I think one of them was “Cross Town Traffic”… I am sure the other one was “Voodoo Child” (They do it as an encore and jam out for 20 minutes on it.)
Near the end of the set, Jimi walked over to the p.a. cab on his side of the stage, took the Confederate flag that was draped in front of it and used it to wipe the sweat off of his face – The crowd cheered the beauty of this irony.
All-in-all we got a two hour show laced with pop tunes and extended jams. It climaxed with Jimi smashing his white Strat into one of his Marshall Amp Stacks…
BACK IN GRANBY, MASS.
We immediately submitted the photos for development at John’s Center Pharmacy in our small New England town (Granby, Mass). We went crazy waiting the three days required for ‘rush development’ – Wow! Some of the photos are pretty good. We are thrilled! We put in orders for a few dozen 8×10 copies of the ‘good ones’.
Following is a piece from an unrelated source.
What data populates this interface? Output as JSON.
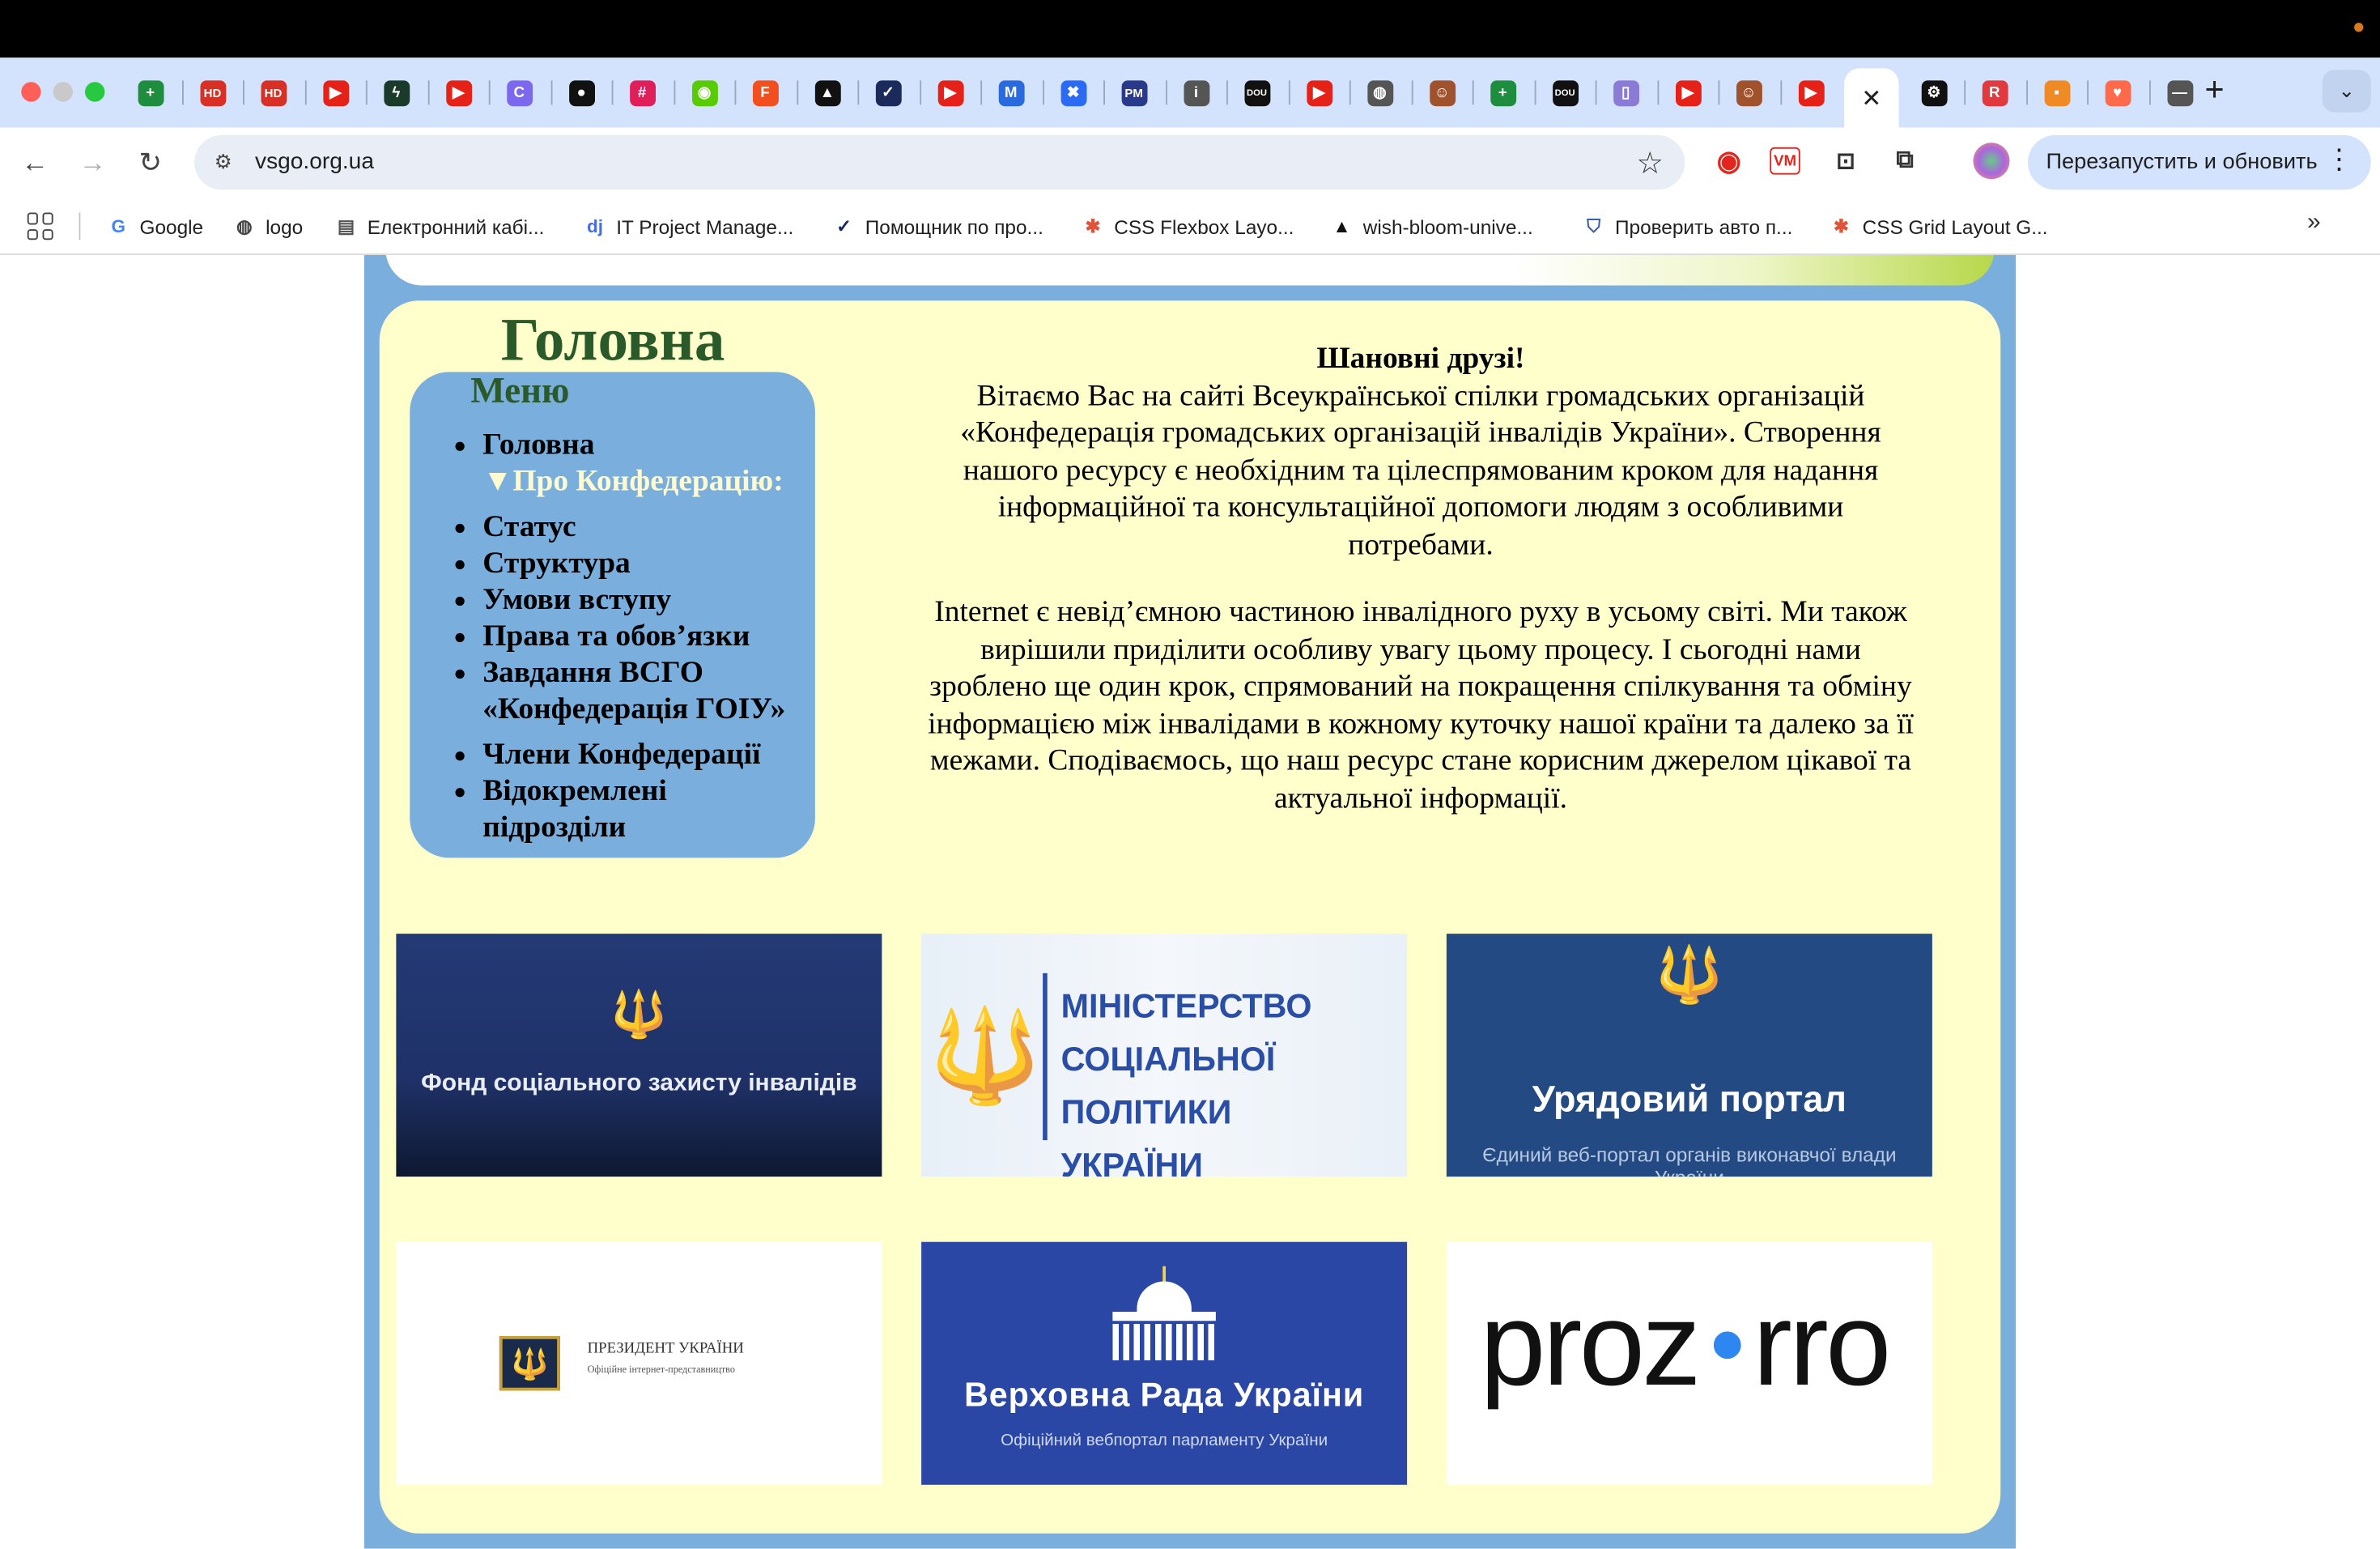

When school started back up, we were high for another two weeks from ‘our experience’, re-telling the stories…. and selling lots of the pictures!
Note: This is one of ‘those’ moments. We all have some wonderful times — and I have been blessed with many — that are forever etched in memory. I will never forget, and always treasure, my personal Jimi Hendrix “Experience”. If anyone should happen to run into Larry LeGrand or Dave Farmin, please send them to this page. I’d love to hear what THEY remember from this magical day.